The Court notes that Defendant made much of the fact that Plaintiff's art and newspaper were specifically created in order to protest the enforcement of Section 22-6 against street artists, other than himself, along historic St. George Street. Defendant claimed that the Plaintiff staged the incident between himself and the officers. Defendant also argues that it notified the Plaintiff later that day, or the next, that the Plaintiff was free to sell his materials. Consequently, the Defendant argues that Plaintiff suffered no real damages.
The Court notes that this scenario was presented to the jury, which returned a verdict that the City was enforcing Section against the Plaintiff. While the Plaintiff may have hoped for a confrontation with police officers trying to enforce the Ordinance, this does not change the ultimate result. Having now found that the Ordinance is unconstitutional, it can now be said that the Plaintiff did indeed suffer a deprivation of his constitutional rights. While that deprivation may have lasted for only a day, or even just a few hours, the injury is no less real. Defendant's notice to Plaintiff may have served to mitigate damages, but the initial damage was already done.
While it is difficult indeed to put a monetary value on an intangible right as significant as free speech, that is the task the jury was asked to perform-and it did so. The Court finds that the jury's award of damages in the amount of $23,500 is not excessive.
The Plaintiff's prayer for relief also requests attorneys' fees under 42 U.S.C. § 1983. The Court, in its discretion, may allow a prevailing party in an action under § 1983 an award of attorneys' fees. 42 U.S.C. § 1988(b). As hereinafter provided, the parties will be given the opportunity of briefing the issue of whether the Court should award attorneys' fees to the Plaintiff.
Upon consideration of the foregoing, it is hereby ORDERED:
1. The Clerk is DIRECTED to enter judgment for the Plaintiff in the amount of $23,500, pursuant to the Jury. Verdict (Dkt.67), nunc pro tune to November 10, 1999.
2. By separate order entered this date, the Court has declared Ordinance 82-54 (January 10, 1983), codified as St. Augustine, Fla., Code of Ordinances ch. 22, art. I, § 22-6 unconstitutional on its face and as applied and has enjoined its enforcement.
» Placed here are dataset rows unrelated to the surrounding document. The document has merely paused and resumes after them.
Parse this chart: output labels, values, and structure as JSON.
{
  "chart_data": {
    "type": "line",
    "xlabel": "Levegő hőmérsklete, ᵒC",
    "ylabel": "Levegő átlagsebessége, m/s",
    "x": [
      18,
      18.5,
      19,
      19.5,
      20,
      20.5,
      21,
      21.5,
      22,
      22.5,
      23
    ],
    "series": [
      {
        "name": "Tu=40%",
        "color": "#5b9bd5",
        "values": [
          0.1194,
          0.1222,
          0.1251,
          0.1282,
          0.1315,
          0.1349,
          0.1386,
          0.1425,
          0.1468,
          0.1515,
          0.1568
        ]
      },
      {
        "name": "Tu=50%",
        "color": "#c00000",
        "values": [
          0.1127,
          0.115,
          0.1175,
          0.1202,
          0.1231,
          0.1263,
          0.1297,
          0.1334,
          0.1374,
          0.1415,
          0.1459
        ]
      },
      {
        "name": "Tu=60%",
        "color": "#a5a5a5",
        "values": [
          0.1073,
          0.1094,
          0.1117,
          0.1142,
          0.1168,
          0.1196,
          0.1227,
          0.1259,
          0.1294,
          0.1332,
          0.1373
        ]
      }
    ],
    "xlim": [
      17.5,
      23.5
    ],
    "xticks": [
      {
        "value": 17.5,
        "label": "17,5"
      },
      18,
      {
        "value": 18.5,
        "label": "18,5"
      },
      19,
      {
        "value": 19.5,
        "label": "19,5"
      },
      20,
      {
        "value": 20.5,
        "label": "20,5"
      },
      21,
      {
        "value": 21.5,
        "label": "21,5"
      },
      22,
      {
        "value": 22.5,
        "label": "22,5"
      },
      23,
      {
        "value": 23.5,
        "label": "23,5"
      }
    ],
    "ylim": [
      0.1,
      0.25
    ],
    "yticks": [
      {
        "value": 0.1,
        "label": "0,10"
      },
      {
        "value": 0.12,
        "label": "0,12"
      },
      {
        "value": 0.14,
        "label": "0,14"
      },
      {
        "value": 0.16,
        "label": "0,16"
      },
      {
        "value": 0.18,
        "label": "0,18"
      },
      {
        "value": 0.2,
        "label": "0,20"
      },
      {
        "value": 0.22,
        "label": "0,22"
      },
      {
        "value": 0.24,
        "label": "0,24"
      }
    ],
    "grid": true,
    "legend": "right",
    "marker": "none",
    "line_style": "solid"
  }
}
3. The parties shall brief the issue of whether the Court should award attorneys' fees to the Plaintiff. Plaintiff's brief shall be filed on or before February 14, 2000. Defendant's responsive brief shall be filed within ten days of service of Plaintiff's brief. Such briefs shall not exceed seven (7) pages.
DECLARATORY JUDGMENT AND PERMANENT INJUNCTION
Based upon the Court's findings and conclusions set forth in its memorandum Order (Dkt.69) entered this date, it is ORDERED and ADJUDGED:
1. City of St. Augustine Ordinance 8254 (January 10, 1983), codified as St. Augustine, Florida, Code of Ordinances ch. 22, art. I, § 22-6 is hereby DECLARED unconstitutional, under the First Amendment, on its face and as applied.
2. The Defendant, City of St. Augustine, Florida is hereby permanently enjoined from enforcing, or threatening to enforce, said Ordinance.